The Earl of Liverpool

said, he did not rise for the purpose of going at length into all the arguments of the noble earl who brought forward the present motion. He should occupy a small portion of their lordships' time, because the same reason which he had assigned for refusing the papers moved for by the noble earl, particularly applied upon the present occasion. The fact was, certain differences did exist between his majesty's government and the United States, and a negociation had been commenced for the purpose of their adjustment, which was not yet brought to its final issue. Now, the motion of the noble earl called upon that house to interpose and give advice to his majesty, pending the negociation, and they were called upon to do this, without knowing all the circumstances, or even the state in which the negociation existed. This was a particular province and department of the royal prerogative, and he would submit it to the consideration of the house, how far they would act properly or judiciously, in thus interposing their advice, without any clear knowledge upon the subject. He was not a little surprised that a motion of this nature should have been brought forward by any noble lord; for if any interposition whatever ought to have been moved for, it should rather have been that his majesty would inform the house with respect to the progress and state of the negociation. Unknown to the noble, earl (Selkirk,) his majesty's ministers had acted in the very manner which he had thought proper to point out: they had made satisfaction to the Americans, by declaring the conduct of the English officer unjustifiable, but under certain conditions, that the American government should also make reparation for the conduct of their officers. It was his duty not to say how the affair exactly stood; nor was he disposed to go more at length into the merits of the question. With respect to what the noble earl had stated concerning our maritime rights, he should also decline embracing the discussion, because it was a field of considerable extent; at the same time, he could not refrain from remarking, that the doctrine laid down was new, and a great part of it very strange to his mind. He had only to observe, that the situation of the United States and this country was such as justly precluded his majesty from making any communication, in the present state of the negociation; and he was induced to believe their lordships would agree with him in opposing the motion.

Viscount Sidmouth

thought it his duty to trouble the house with a few observations on the question under consideration; and in doing so, he should take up a very small portion of their time.
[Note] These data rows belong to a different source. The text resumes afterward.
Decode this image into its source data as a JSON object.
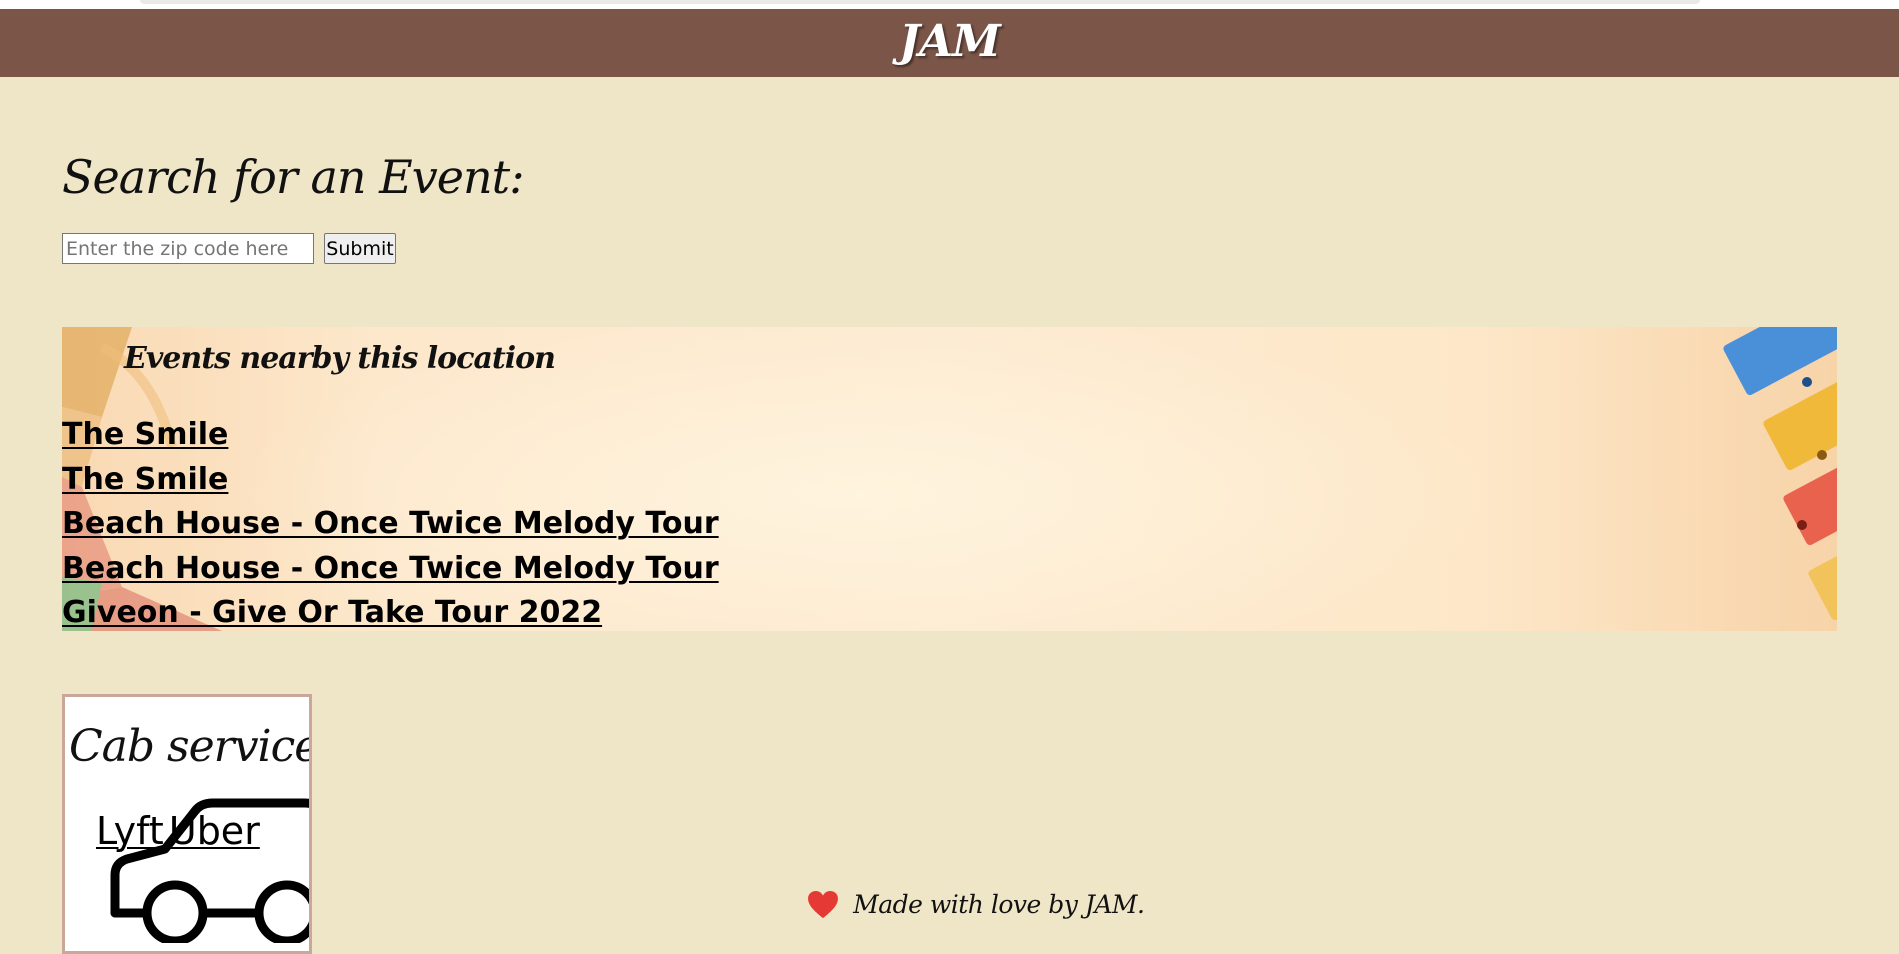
{
  "header": {
    "logo": "JAM",
    "background": "#7a5548"
  },
  "search": {
    "title": "Search for an Event:",
    "input_placeholder": "Enter the zip code here",
    "input_value": "",
    "submit_label": "Submit"
  },
  "events": {
    "title": "Events nearby this location",
    "items": [
      {
        "label": "The Smile"
      },
      {
        "label": "The Smile"
      },
      {
        "label": "Beach House - Once Twice Melody Tour"
      },
      {
        "label": "Beach House - Once Twice Melody Tour"
      },
      {
        "label": "Giveon - Give Or Take Tour 2022"
      }
    ]
  },
  "cab": {
    "title": "Cab services:",
    "links": [
      {
        "label": "Lyft"
      },
      {
        "label": "Uber"
      }
    ],
    "icon": "car-icon"
  },
  "footer": {
    "icon": "heart-icon",
    "text": "Made with love by JAM."
  },
  "colors": {
    "page_background": "#efe6c8",
    "header_background": "#7a5548",
    "heart": "#e53935",
    "card_border": "#c9a79a"
  }
}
He certainly concurred with a great part of what had been stated by the noble Secretary, but he could not accord with the proposition that it was unusual or unprecedented for that house or the other house of parliament to interpose their advice to his majesty pending a negotiation. He could adduce several instances where such had been the conduct of parliament. Instances occurred in the reigns of William and Mary, queen Anne, George L, and George II. In 1707 such an interposition had been made to queen Anne, desiring her majesty not to make peace unless the Spanish monarchy and dominions in the Indies should be restored to the house of Austria. Therefore he was well convinced it was agreeable to the constitution, to give advice to his majesty pending a negociation, and in doing so they did not exercise the prerogative itself, but only gave their advice that it might be duly exercised. In regard to the present motion, he did not concur with the noble earl (Selkirk,) that the nature of circumstances called for or required that house to interpose its advice on the present occasion. That noble earl had spoken at considerable length upon the maritime rights of Great Britain, and the opinions which he entertained no doubt proceeded from a comprehensive and enlightened mind; but they did not warrant him in giving them his approbation. He was not disposed to raise our naval superiority into a Sovereignty of the Seas; he thought it was sufficient for us to maintain that superiority, by recognizing the maritime rights of other nations. That superiority would be best strengthened and the longest maintained, by exercising it upon principles of justice and equity; by attending strictly to which, we should be the best enabled to increase our own prosperity.

The Earl of Liverpool

wished to explain, that he had not meant to say, it was unprecedented for parliament to interpose its advice pending a negociation, but that it was unprecedented so to interpose its advice, until the house had arrived at a knowledge of the progress and state of the negociation.

Viscount Sidmouth

continued to be of opinion, that there were instances where parliament had interposed its advice without knowing the state of the negociation.

After a few words from the earl of Selkirk in reply, the motion was put and negatived without a division.